RPM (Noel Mengel, UQP, August)
Reviewer Jarrah Moore was impressed by Noel Mengel’s novel, set in 1984 in a small silo town in Queensland, about ‘a mismatched group of dreamers and cultural outcasts’. ‘What connects the characters is their shared obsession with music, and the same thing holds the book together,’ she writes. ‘This is a book with heart, delicate characterisation and a striking sense of place: the small-town world with its wide open spaces and narrow minds, and the vibrant music aficionados scene that springs up around the record store RPM come together in a way that is both idealised and deeply honest.’

Melbourne (Sophie Cunningham, NewSouth Books, August)
In nonfiction, bookseller Veronica Sullivan enjoyed the fourth in NewSouth Books’ series of popular histories of Australian capital cities: Sophie Cunningham’s Melbourne. ‘As a former editor of Melbourne-based literary journal Meanjin, Cunningham is uniquely qualified to dissect the city. She offers an intimate, nuanced perspective of Melbourne past, present and future. This is the Melbourne of Graham Kennedy, Helen Garner and Mick Gatto, but also of generations of artists, cyclists, Collingwood fans and the covert urban explorers known as the Cave Clan,’ writes Sullivan. ‘This book is lively and accessible, with a voice that is informative but not didactic, making it ideal both as an insiders’ guide for locals and an introduction for curious outsiders.’

A Small Book about Drugs (Lisa Pryor, A&U, August)
Portia Lindsay says A Small Book About Drugs by former Sydney Morning Herald columnist Lisa Pryor is ‘a persuasively written and thought-provoking essay that warrants serious consideration by young people, parents, politicians, law enforcement and the media’. It ‘offers a controversial perspective on recreational drug use, as discusses many aspects of the practice that are often taboo in mainstream debate,’ writes Lindsay.

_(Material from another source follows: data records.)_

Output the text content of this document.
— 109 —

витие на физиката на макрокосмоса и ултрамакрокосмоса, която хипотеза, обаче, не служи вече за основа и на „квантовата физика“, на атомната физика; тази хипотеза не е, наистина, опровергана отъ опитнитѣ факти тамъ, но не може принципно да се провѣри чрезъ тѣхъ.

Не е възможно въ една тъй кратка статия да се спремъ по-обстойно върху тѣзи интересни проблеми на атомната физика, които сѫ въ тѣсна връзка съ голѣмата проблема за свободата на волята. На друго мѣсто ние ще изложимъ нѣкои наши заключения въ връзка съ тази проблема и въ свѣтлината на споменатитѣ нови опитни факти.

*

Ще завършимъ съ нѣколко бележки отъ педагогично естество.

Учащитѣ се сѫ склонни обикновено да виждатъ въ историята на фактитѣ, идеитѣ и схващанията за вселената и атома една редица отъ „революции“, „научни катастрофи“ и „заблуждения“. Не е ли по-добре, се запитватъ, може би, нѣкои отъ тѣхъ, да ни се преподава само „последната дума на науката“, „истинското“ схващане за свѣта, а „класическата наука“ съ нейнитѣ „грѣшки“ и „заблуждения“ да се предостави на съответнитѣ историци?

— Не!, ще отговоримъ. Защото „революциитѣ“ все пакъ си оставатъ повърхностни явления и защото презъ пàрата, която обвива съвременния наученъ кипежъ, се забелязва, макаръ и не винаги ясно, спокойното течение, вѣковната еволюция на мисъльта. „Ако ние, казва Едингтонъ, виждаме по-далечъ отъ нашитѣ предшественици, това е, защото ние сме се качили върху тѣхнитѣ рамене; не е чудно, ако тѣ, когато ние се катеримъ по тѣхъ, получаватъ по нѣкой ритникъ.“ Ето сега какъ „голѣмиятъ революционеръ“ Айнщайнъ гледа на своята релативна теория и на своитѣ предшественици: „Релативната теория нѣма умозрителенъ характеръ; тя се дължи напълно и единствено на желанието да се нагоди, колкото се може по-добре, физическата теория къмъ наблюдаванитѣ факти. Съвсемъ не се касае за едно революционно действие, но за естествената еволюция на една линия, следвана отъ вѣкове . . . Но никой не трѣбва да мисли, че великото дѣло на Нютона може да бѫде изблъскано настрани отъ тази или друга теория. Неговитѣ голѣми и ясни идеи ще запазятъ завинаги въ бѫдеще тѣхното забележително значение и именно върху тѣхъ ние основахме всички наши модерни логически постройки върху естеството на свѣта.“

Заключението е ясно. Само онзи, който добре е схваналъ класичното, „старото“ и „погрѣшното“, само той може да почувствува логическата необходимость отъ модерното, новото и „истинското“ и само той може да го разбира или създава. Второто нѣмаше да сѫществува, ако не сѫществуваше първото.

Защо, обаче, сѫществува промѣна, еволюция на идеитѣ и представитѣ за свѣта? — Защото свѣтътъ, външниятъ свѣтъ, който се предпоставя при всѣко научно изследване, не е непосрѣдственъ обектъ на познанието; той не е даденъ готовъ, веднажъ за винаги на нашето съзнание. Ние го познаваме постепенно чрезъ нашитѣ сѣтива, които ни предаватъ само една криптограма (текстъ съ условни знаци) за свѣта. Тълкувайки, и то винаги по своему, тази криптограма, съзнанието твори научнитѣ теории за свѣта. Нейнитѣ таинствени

Violin Lessons (Arnold Zable, Text, August)
Lindsay also reviews Arnold Zable’s Violin Lessons in which ‘music in its many forms provides comfort, escape or nostalgia for a variety of trapped or displaced individuals—the Iraqi refugee reunited with his band, the Polish labourer enchanted by his music box, the Cambodian fisherman who serenades the river’. ‘This book is a wonderfully complex, sad and beautiful read,’ writes Lindsay.